Enquanto estamos neste tabernáculo corruptível,
precisamos aprender a prestar a Deus o nosso culto racional, no qual todo o
nosso espírito e alma e corpo são apresentados irrepreensíveis diante dEle em
amor (1 Tessalonicenses 5:23). Jesus, citando o Deuteronômio, nos ordena:
“Amarás, pois, ao Senhor teu Deus de todo o teu coração, e de toda a tua alma,
e de todo o teu entendimento, e de todas as tuas forças; este é o primeiro
mandamento” (Marcos 12:30). Assim, não há opção para servir a Deus pela metade,
ou apresentar a Ele uma dedicação incompleta: “Maldito aquele que fizer a obra
do Senhor negligentemente” (Jeremias 48:10a).

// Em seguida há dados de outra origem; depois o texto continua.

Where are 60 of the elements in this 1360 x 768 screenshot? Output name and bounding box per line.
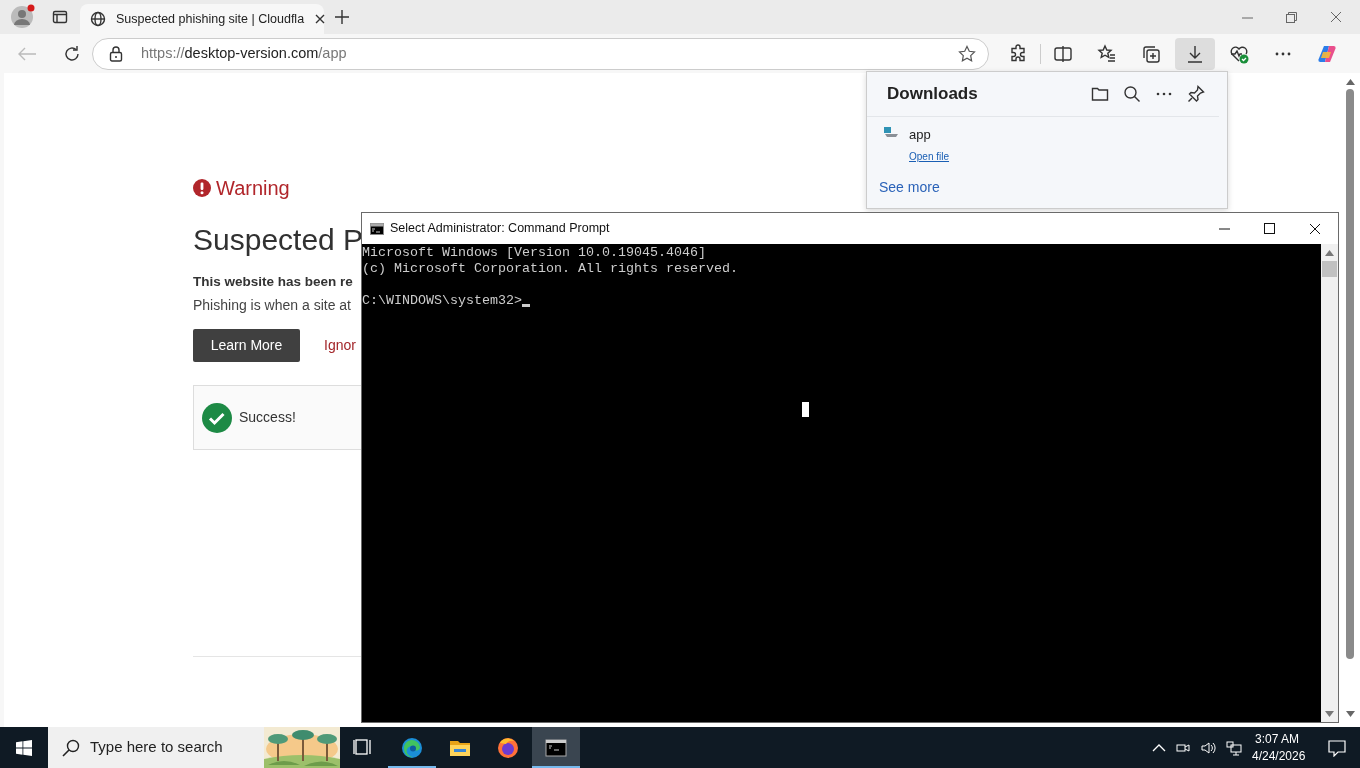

Todas as nossas forças deverão ser empregadas no
serviço requerido por Deus, como prova do nosso amor para com Ele. Nesse
aspecto, o jejum prova até certo ponto nossa dedicação às coisas sagradas,
sendo corroborado com a oração.
Outro aspecto importante do Jejum é que este se
torna o primeiro passo para ter controle de si mesmo ou domínio próprio. Quando
nos privamos no nível básico e elementar, no tocante às nossas necessidades
fisiológicas, estamos adquirindo aptidão para nos controlarmos também no nível
mais elevado da nossa espiritualidade, quando as intenções do coração forem
postas à prova, para que recebamos o louvor (e não desonra).

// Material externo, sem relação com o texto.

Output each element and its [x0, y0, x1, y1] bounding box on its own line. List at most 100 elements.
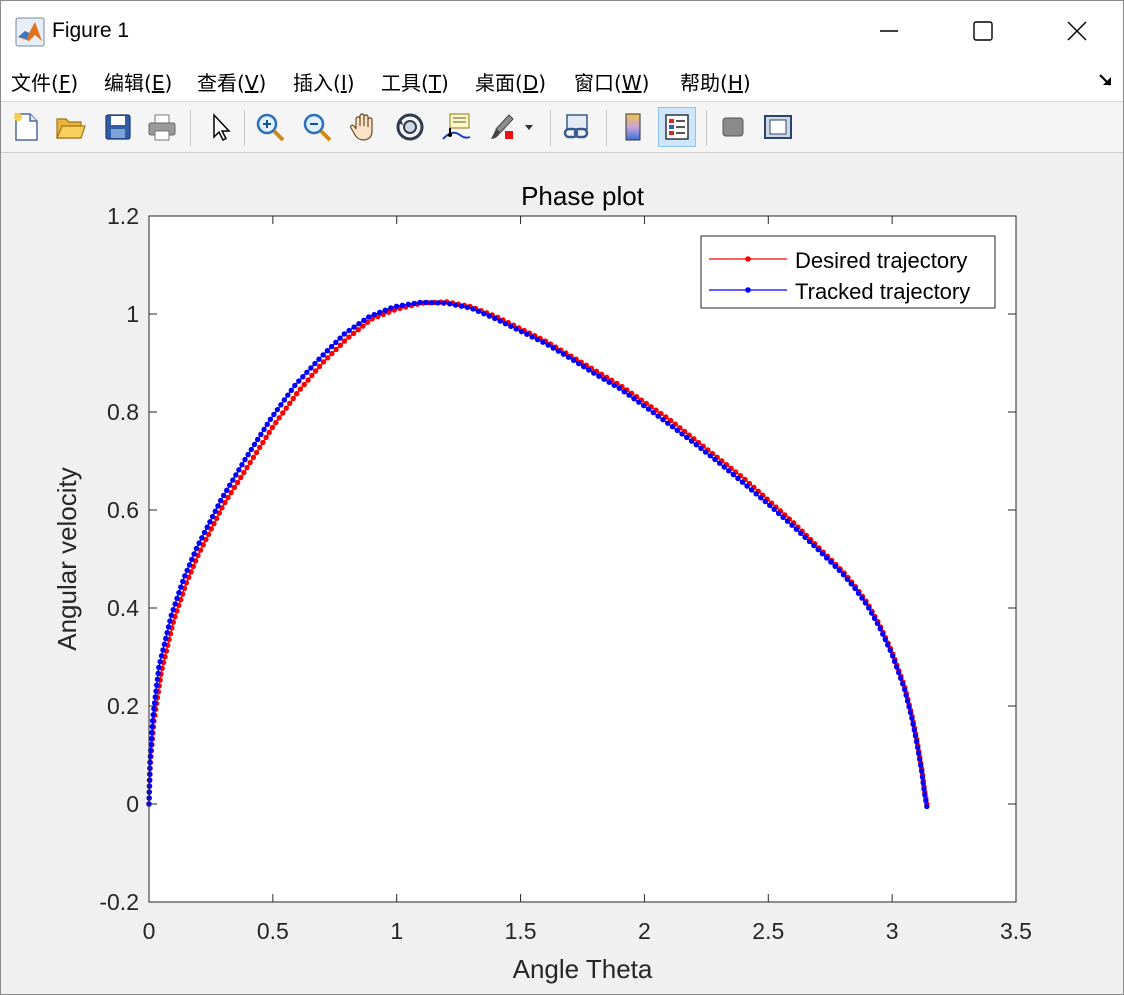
- desired-trajectory-point: [231, 484, 238, 491]
- tracked-trajectory-point: [534, 336, 541, 343]
- tracked-trajectory-point: [258, 431, 264, 438]
- menu-window-key: W: [621, 71, 642, 95]
- data-cursor-button[interactable]: [437, 107, 475, 147]
- desired-trajectory-point: [244, 464, 250, 471]
- desired-trajectory-point: [350, 330, 357, 337]
- menu-tools-key: T: [428, 71, 442, 95]
- legend[interactable]: Desired trajectory Tracked trajectory: [700, 235, 996, 309]
- close-icon: [1067, 21, 1087, 41]
- show-plot-tools-button[interactable]: [759, 107, 797, 147]
- link-plot-button[interactable]: [558, 107, 596, 147]
- axes-area[interactable]: [149, 216, 1016, 902]
- tracked-trajectory-point: [189, 556, 195, 563]
- edit-plot-button[interactable]: [201, 107, 239, 147]
- desired-trajectory-point: [250, 454, 257, 461]
- tracked-trajectory-point: [891, 658, 898, 665]
- tracked-trajectory-point: [199, 535, 205, 541]
- menu-file[interactable]: 文件(F): [11, 67, 78, 96]
- tracked-trajectory-point: [636, 399, 642, 405]
- save-disk-icon: [105, 114, 131, 140]
- tracked-trajectory-point: [209, 513, 216, 520]
- new-figure-button[interactable]: [7, 107, 45, 147]
- menu-view[interactable]: 查看(V): [197, 67, 266, 96]
- save-button[interactable]: [99, 107, 137, 147]
- desired-trajectory-point: [234, 479, 241, 486]
- tracked-trajectory-point: [154, 676, 161, 682]
- colorbar-button[interactable]: [614, 107, 652, 147]
- tracked-trajectory-point: [366, 314, 372, 320]
- menu-edit-text: 编辑(: [104, 71, 152, 95]
- tracked-trajectory-point: [840, 572, 847, 578]
- tracked-trajectory-point: [405, 301, 411, 308]
- title-bar[interactable]: Figure 1: [1, 1, 1123, 61]
- tracked-trajectory-point: [458, 303, 465, 309]
- menu-desktop[interactable]: 桌面(D): [475, 67, 546, 96]
- tracked-trajectory-point: [859, 595, 865, 601]
- tracked-trajectory-point: [371, 311, 377, 318]
- figure-canvas[interactable]: 0 0.5 1 1.5 2 2.5 3 3.5 -0.2 0 0.2 0.4 0.6 0.8 1 1.2 Ph…: [1, 153, 1123, 994]
- menu-window-text: 窗口(: [574, 71, 622, 95]
- y-tick-label: 0.2: [107, 693, 139, 719]
- tracked-trajectory-point: [429, 299, 435, 306]
- toolbar-separator: [606, 110, 607, 146]
- phase-plot[interactable]: 0 0.5 1 1.5 2 2.5 3 3.5-0.200.20.40.60.811.2 Ph…: [1, 153, 1123, 994]
- tracked-trajectory-point: [918, 768, 925, 774]
- menu-tools[interactable]: 工具(T): [381, 67, 449, 96]
- y-axis-label: Angular velocity: [52, 467, 82, 651]
- desired-trajectory-point: [346, 334, 352, 340]
- tracked-trajectory-point: [196, 540, 202, 546]
- tracked-trajectory-point: [716, 460, 723, 466]
- tracked-trajectory-point: [204, 524, 210, 530]
- maximize-button[interactable]: [937, 1, 1029, 61]
- tracked-trajectory-point: [640, 402, 647, 409]
- tracked-trajectory-point: [149, 723, 155, 730]
- menu-window[interactable]: 窗口(W): [574, 67, 649, 96]
- pan-button[interactable]: [344, 107, 382, 147]
- figure-window: Figure 1 文件(F) 编辑(E) 查看(V) 插入(I) 工具(T) 桌…: [0, 0, 1124, 995]
- menu-desktop-close: ): [538, 71, 547, 95]
- menu-help-text: 帮助(: [680, 71, 728, 95]
- rotate-3d-icon: [396, 113, 424, 141]
- tracked-trajectory-point: [147, 765, 153, 771]
- close-button[interactable]: [1031, 1, 1123, 61]
- legend-icon: [665, 114, 689, 140]
- brush-button[interactable]: [485, 107, 539, 147]
- minimize-button[interactable]: [843, 1, 935, 61]
- dock-figure-icon[interactable]: [1097, 71, 1115, 89]
- tracked-trajectory-point: [150, 712, 156, 718]
- tracked-trajectory-point: [149, 729, 155, 736]
- tracked-trajectory-point: [147, 753, 154, 760]
- menu-desktop-text: 桌面(: [475, 71, 523, 95]
- tracked-trajectory-point: [882, 636, 888, 643]
- tracked-trajectory-point: [753, 491, 759, 497]
- menu-bar: 文件(F) 编辑(E) 查看(V) 插入(I) 工具(T) 桌面(D) 窗口(W…: [1, 61, 1123, 102]
- tracked-trajectory-point: [868, 610, 875, 616]
- tracked-trajectory-point: [631, 395, 637, 402]
- tracked-trajectory-point: [388, 305, 394, 311]
- rotate-3d-button[interactable]: [391, 107, 429, 147]
- menu-help[interactable]: 帮助(H): [680, 67, 751, 96]
- print-button[interactable]: [143, 107, 181, 147]
- tracked-trajectory-point: [382, 307, 388, 313]
- zoom-in-button[interactable]: [251, 107, 289, 147]
- zoom-out-button[interactable]: [298, 107, 336, 147]
- tracked-trajectory-point: [570, 357, 577, 364]
- tracked-trajectory-point: [665, 420, 671, 426]
- tracked-trajectory-point: [866, 605, 872, 611]
- desired-trajectory-point: [263, 434, 269, 441]
- colorbar-icon: [625, 113, 641, 141]
- menu-insert-text: 插入(: [293, 71, 341, 95]
- pointer-arrow-icon: [213, 113, 231, 142]
- menu-insert[interactable]: 插入(I): [293, 67, 355, 96]
- toolbar-separator: [706, 110, 707, 146]
- menu-edit[interactable]: 编辑(E): [104, 67, 172, 96]
- open-file-button[interactable]: [51, 107, 89, 147]
- legend-button[interactable]: [658, 107, 696, 147]
- tracked-trajectory-point: [160, 647, 166, 653]
- tracked-trajectory-point: [581, 364, 587, 370]
- hide-plot-tools-button[interactable]: [714, 107, 752, 147]
- tracked-trajectory-point: [151, 700, 158, 706]
- tracked-trajectory-point: [721, 464, 727, 470]
- tracked-trajectory-point: [611, 382, 617, 388]
- tracked-trajectory-point: [158, 653, 165, 659]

Quem renuncia a um bem menor está habilitando-se
ao gozo de um bem maior. O abrir mão de manjares passageiros, ou de vantagens
imediatas, denota maturidade espiritual. Assim também Jesus, “pelo gozo que lhe
estava proposto, suportou a cruz, desprezando a afronta, e assentou-se à destra
do trono de Deus” (Hebreus 12:2). Uma criança por exemplo, não sabe dizer não a
um doce ou parar com uma diversão que lhe dá prazer para usufruir daqueles
objetos numa outra oportunidade futura. A criança só vê o aqui e agora. Por
isso, sempre que abdicamos de coisas ou possibilidades temporais,
habilitamo-nos a receber ou alcançar as eternas.

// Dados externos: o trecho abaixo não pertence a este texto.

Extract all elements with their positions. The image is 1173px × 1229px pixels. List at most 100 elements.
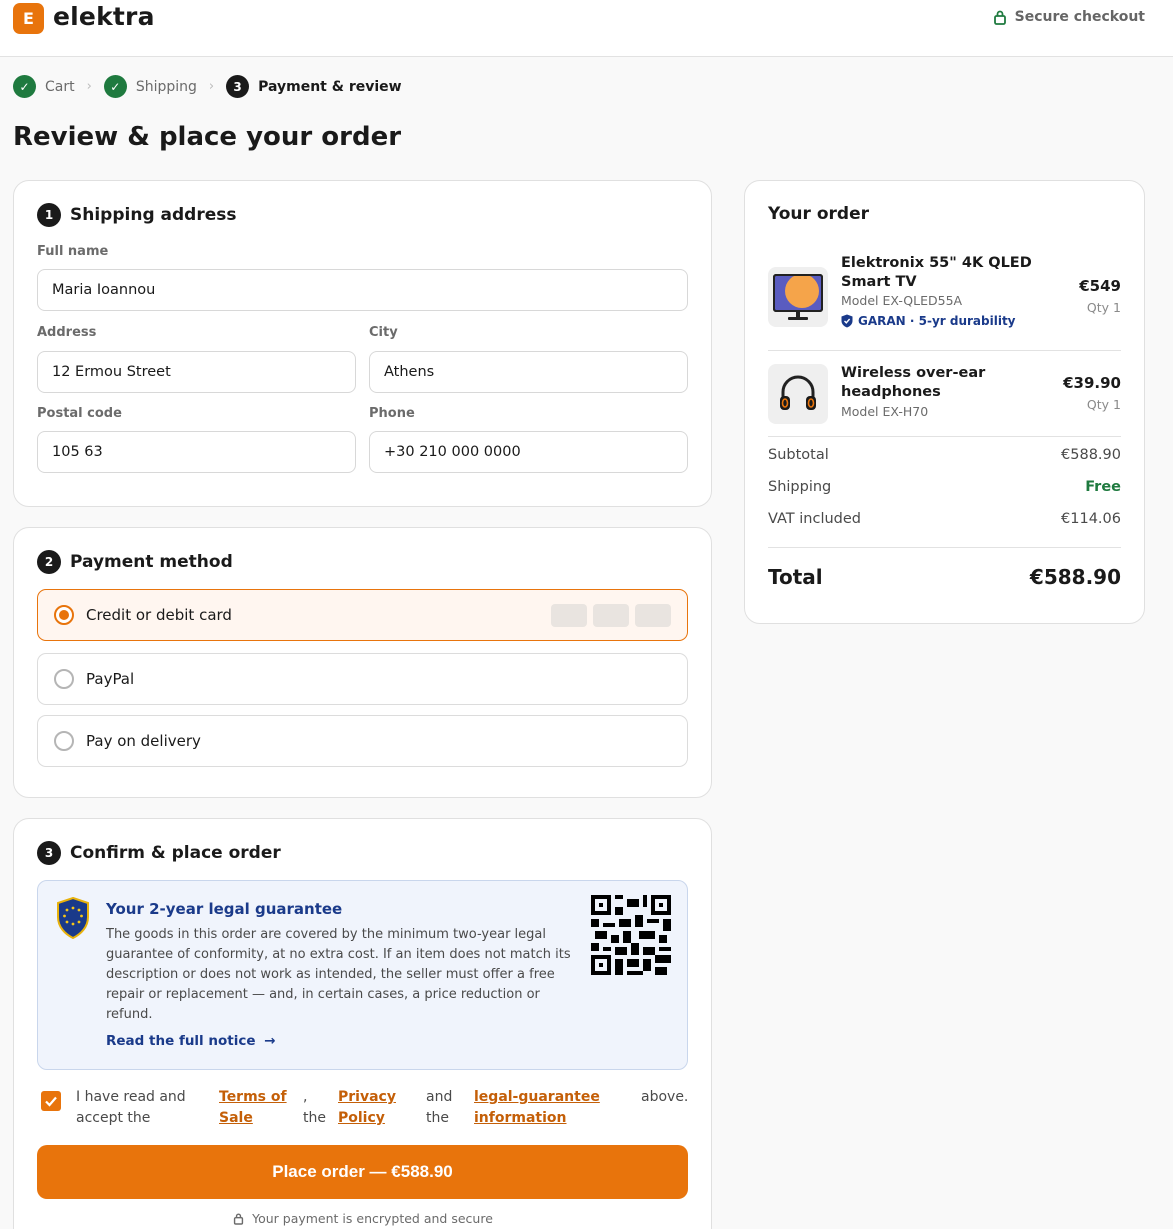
section-number-badge: 3 [37,841,61,865]
item-price: €39.90 [1063,374,1121,392]
radio-unselected-icon[interactable] [54,731,74,751]
lock-icon [233,1213,244,1225]
section-number-badge: 1 [37,203,61,227]
radio-selected-icon[interactable] [54,605,74,625]
phone-field[interactable]: +30 210 000 0000 [369,431,688,473]
headphones-product-image [768,364,828,424]
step-cart[interactable]: ✓ Cart [13,75,75,98]
tv-icon [773,274,823,320]
brand-name[interactable]: elektra [53,2,155,31]
confirm-order-title: Confirm & place order [70,843,281,863]
city-field[interactable]: Athens [369,351,688,393]
garan-badge: GARAN · 5-yr durability [841,314,1016,328]
read-full-notice-label: Read the full notice [106,1033,256,1049]
accept-separator-2: and the [426,1089,453,1126]
checkout-stepper: ✓ Cart › ✓ Shipping › 3 Payment & review [13,75,402,98]
step-payment-review: 3 Payment & review [226,75,402,98]
payment-option-delivery[interactable]: Pay on delivery [37,715,688,767]
city-label: City [369,325,398,340]
legal-guarantee-link[interactable]: legal-guarantee information [474,1087,609,1129]
subtotal-value: €588.90 [1061,447,1121,463]
full-name-label: Full name [37,244,109,259]
postal-code-field[interactable]: 105 63 [37,431,356,473]
phone-label: Phone [369,406,415,421]
shipping-value: Free [1085,479,1121,495]
item-name[interactable]: Wireless over-ear headphones [841,364,1051,402]
address-field[interactable]: 12 Ermou Street [37,351,356,393]
check-icon: ✓ [103,75,127,98]
step-shipping[interactable]: ✓ Shipping [103,75,197,98]
item-qty: Qty 1 [1086,300,1121,315]
shipping-label: Shipping [768,479,832,495]
payment-option-paypal-label: PayPal [86,670,135,688]
item-price: €549 [1079,277,1121,295]
payment-method-title: Payment method [70,552,233,572]
accept-terms-end: above. [641,1089,689,1105]
check-icon [45,1096,57,1107]
terms-of-sale-link[interactable]: Terms of Sale [219,1087,299,1129]
accept-terms-checkbox[interactable] [41,1091,61,1111]
payment-method-card: 2 Payment method Credit or debit card Pa… [13,527,712,798]
item-model: Model EX-H70 [841,404,929,419]
card-brand-icons [551,604,671,627]
secure-checkout-label: Secure checkout [1014,9,1145,25]
brand-logo-icon[interactable]: E [13,3,44,34]
step-cart-label: Cart [45,78,75,95]
payment-option-delivery-label: Pay on delivery [86,732,201,750]
vat-label: VAT included [768,511,861,527]
payment-method-heading: 2 Payment method [37,550,233,574]
lock-icon [993,10,1006,25]
headphones-icon [780,375,816,410]
step-shipping-label: Shipping [135,78,197,95]
total-value: €588.90 [1029,565,1121,589]
page-title: Review & place your order [13,122,402,152]
shield-icon [841,314,853,328]
confirm-order-card: 3 Confirm & place order Your 2-year lega… [13,818,712,1229]
card-brand-icon [551,604,587,627]
tv-product-image [768,267,828,327]
confirm-order-heading: 3 Confirm & place order [37,841,281,865]
accept-terms-row: I have read and accept the Terms of Sale… [37,1087,688,1131]
guarantee-title: Your 2-year legal guarantee [106,900,343,918]
order-summary-title: Your order [768,204,869,224]
encryption-note-text: Your payment is encrypted and secure [252,1211,493,1226]
secure-checkout-indicator: Secure checkout [993,9,1145,25]
chevron-right-icon: › [86,79,92,94]
divider [768,547,1121,548]
read-full-notice-link[interactable]: Read the full notice → [106,1033,276,1049]
encryption-note: Your payment is encrypted and secure [14,1211,712,1226]
eu-shield-icon [57,897,89,939]
qr-code-icon[interactable] [591,895,671,975]
full-name-field[interactable]: Maria Ioannou [37,269,688,311]
payment-option-card[interactable]: Credit or debit card [37,589,688,641]
item-model: Model EX-QLED55A [841,293,963,308]
item-qty: Qty 1 [1086,397,1121,412]
top-header: E elektra Secure checkout [0,0,1173,57]
step-number-badge: 3 [226,75,250,98]
place-order-button[interactable]: Place order — €588.90 [37,1145,688,1199]
legal-guarantee-notice: Your 2-year legal guarantee The goods in… [37,880,688,1070]
privacy-policy-link[interactable]: Privacy Policy [338,1087,408,1129]
shipping-address-heading: 1 Shipping address [37,203,237,227]
arrow-right-icon: → [264,1033,276,1049]
item-name[interactable]: Elektronix 55" 4K QLED Smart TV [841,254,1051,292]
divider [768,436,1121,437]
address-label: Address [37,325,97,340]
payment-option-card-label: Credit or debit card [86,606,232,624]
subtotal-label: Subtotal [768,447,829,463]
shipping-address-card: 1 Shipping address Full name Maria Ioann… [13,180,712,507]
card-brand-icon [635,604,671,627]
guarantee-body: The goods in this order are covered by t… [106,927,571,1022]
postal-code-label: Postal code [37,406,122,421]
accept-separator-1: , the [303,1089,326,1126]
divider [768,350,1121,351]
shipping-address-title: Shipping address [70,205,237,225]
card-brand-icon [593,604,629,627]
check-icon: ✓ [13,75,36,98]
section-number-badge: 2 [37,550,61,574]
garan-badge-label: GARAN · 5-yr durability [858,314,1016,328]
accept-terms-text: I have read and accept the [76,1089,186,1126]
radio-unselected-icon[interactable] [54,669,74,689]
payment-option-paypal[interactable]: PayPal [37,653,688,705]
chevron-right-icon: › [208,79,215,94]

Indo um pouco além do jejum da comida, a Bíblia
destaca outras situações que precisamos aprender a dominar, além da fome. Tiago
afirma, por exemplo, que quem refreia a sua língua, consegue dominar o corpo
todo: “Todos tropeçamos em muitas coisas. Se alguém não tropeça em palavra,
esse é homem perfeito, e capaz de refrear também todo o corpo” (Tiago 3:2).
Deus conhece a nossa estrutura e sabe que não somos perfeitos, por isso o
caminho do desenvolvimento espiritual inclui o exercício do domínio próprio,
exigindo renúncia e negação de si mesmo: “E dizia a todos: Se alguém quer vir
após mim, negue-se a si mesmo, e tome cada dia a sua cruz, e siga-me” (Lucas
9:26).
O jejum, portanto, é uma forma
de negação de si mesmo, de sacrifício espiritual agradável a Deus, dentro do
contexto mais amplo da verdadeira religiosidade, pois não é apenas um ritual
ascético ou um mandamento legalista, mas um meio prático de comunicar nossa
verdadeira prioridade, a qual deve ser sempre Deus, o seu Reino, as suas
virtudes, a sua vontade. E o maior exemplo desse estilo de vida santo foi e
sempre será Jesus Cristo, nosso precursor, o primogênito entre os irmãos, o
príncipe da nossa salvação, autor e consumador da nossa fé.